- Flag Coat of arms
- Interactive map of Gmina Boguchwała
- Coordinates (Boguchwała): 50°0′N 21°56′E﻿ / ﻿50.000°N 21.933°E
- Country: Poland
- Voivodeship: Subcarpathian
- County: Rzeszów County
- Seat: Boguchwała

Area
- • Total: 88.93 km^{2} (34.34 sq mi)

Population (2006)
- • Total: 20,945
- • Density: 235.5/km^{2} (610.0/sq mi)
- Website: http://www.boguchwala.pl/

= Gmina Boguchwała =

Gmina Boguchwała is an urban-rural gmina (administrative district) in Rzeszów County, Subcarpathian Voivodeship, in south-eastern Poland. Its seat is the town of Boguchwała, which lies approximately 7 km south-west of the regional capital Rzeszów.

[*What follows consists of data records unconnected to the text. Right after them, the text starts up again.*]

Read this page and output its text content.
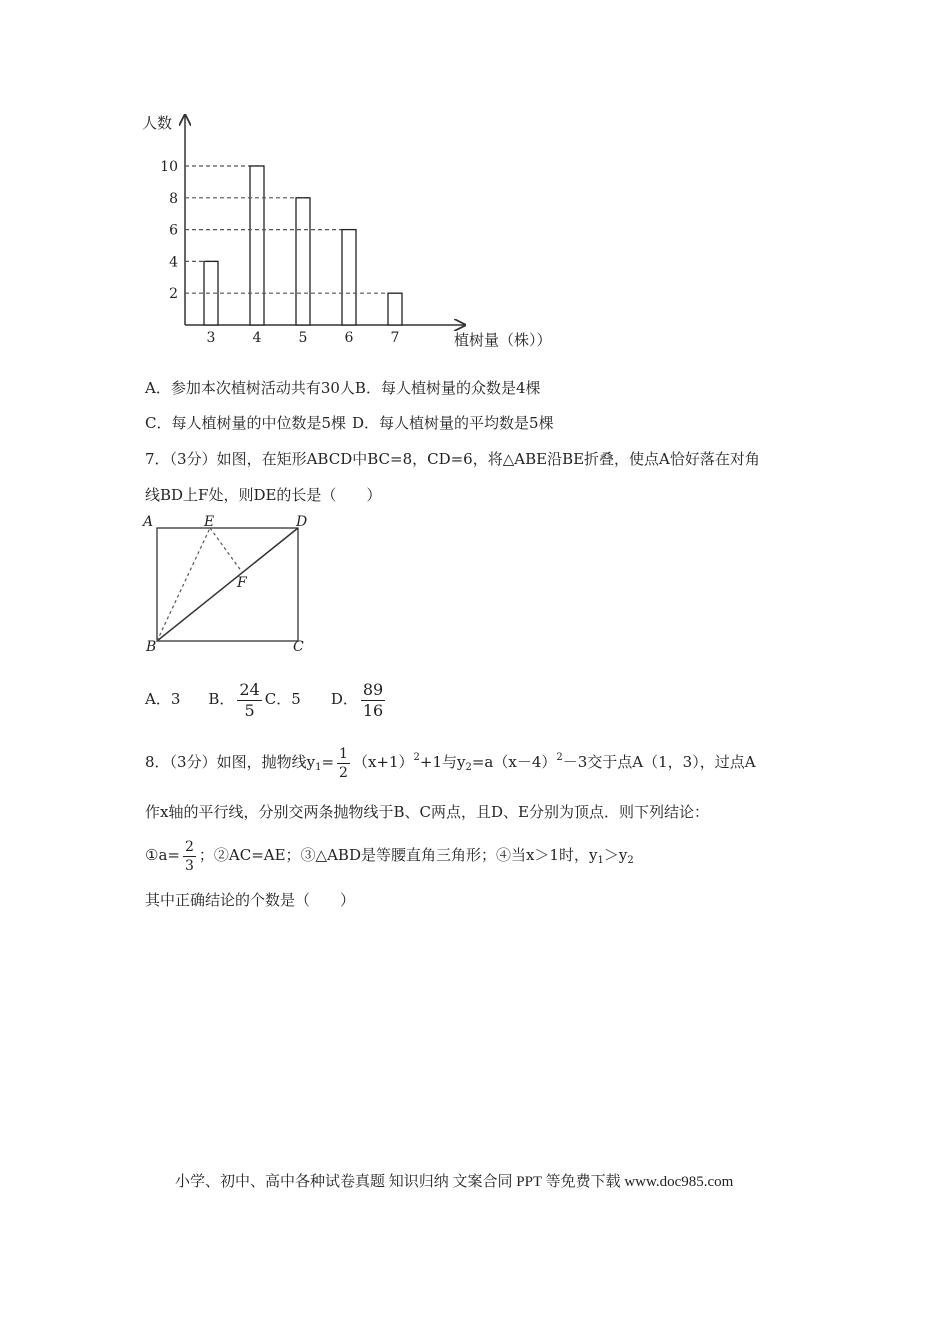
人数
植树量（株））
2
4
6
8
10
3	4	5	6	7
A．参加本次植树活动共有30人B．每人植树量的众数是4棵
C．每人植树量的中位数是5棵 D．每人植树量的平均数是5棵
7．（3分）如图，在矩形ABCD中BC=8，CD=6，将△ABE沿BE折叠，使点A恰好落在对角
线BD上F处，则DE的长是（　　）
A	E	D
F
B	C
A．3 B． $\frac{24}{5}$ C．5 D． $\frac{89}{16}$
8．（3分）如图，抛物线$y_1= \frac{1}{2} (x+1)^2+1$与$y_2=a(x-4)^2-3$交于点A（1，3），过点A
作x轴的平行线，分别交两条抛物线于B、C两点，且D、E分别为顶点．则下列结论：
①a= $\frac{2}{3}$ ；②AC=AE；③△ABD是等腰直角三角形；④当x＞1时，$y_1>y_2$
其中正确结论的个数是（　　）
小学、初中、高中各种试卷真题 知识归纳 文案合同 PPT 等免费下载 www.doc985.com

The gmina covers an area of 96.19 km2, and as of 2006 its total population is 20,945, of which the population of Boguchwała is 5,535.

==Villages==
Apart from the town of Boguchwała, Gmina Boguchwała contains the villages and settlements of Kielanówka, Lutoryż, Mogielnica, Niechobrz, Nosówka, Racławówka, Wola Zgłobieńska, Zarzecze and Zgłobień.

==Neighbouring gminas==
Gmina Boguchwała is bordered by the city of Rzeszów and by the gminas of Czudec, Iwierzyce, Lubenia, Świlcza and Tyczyn.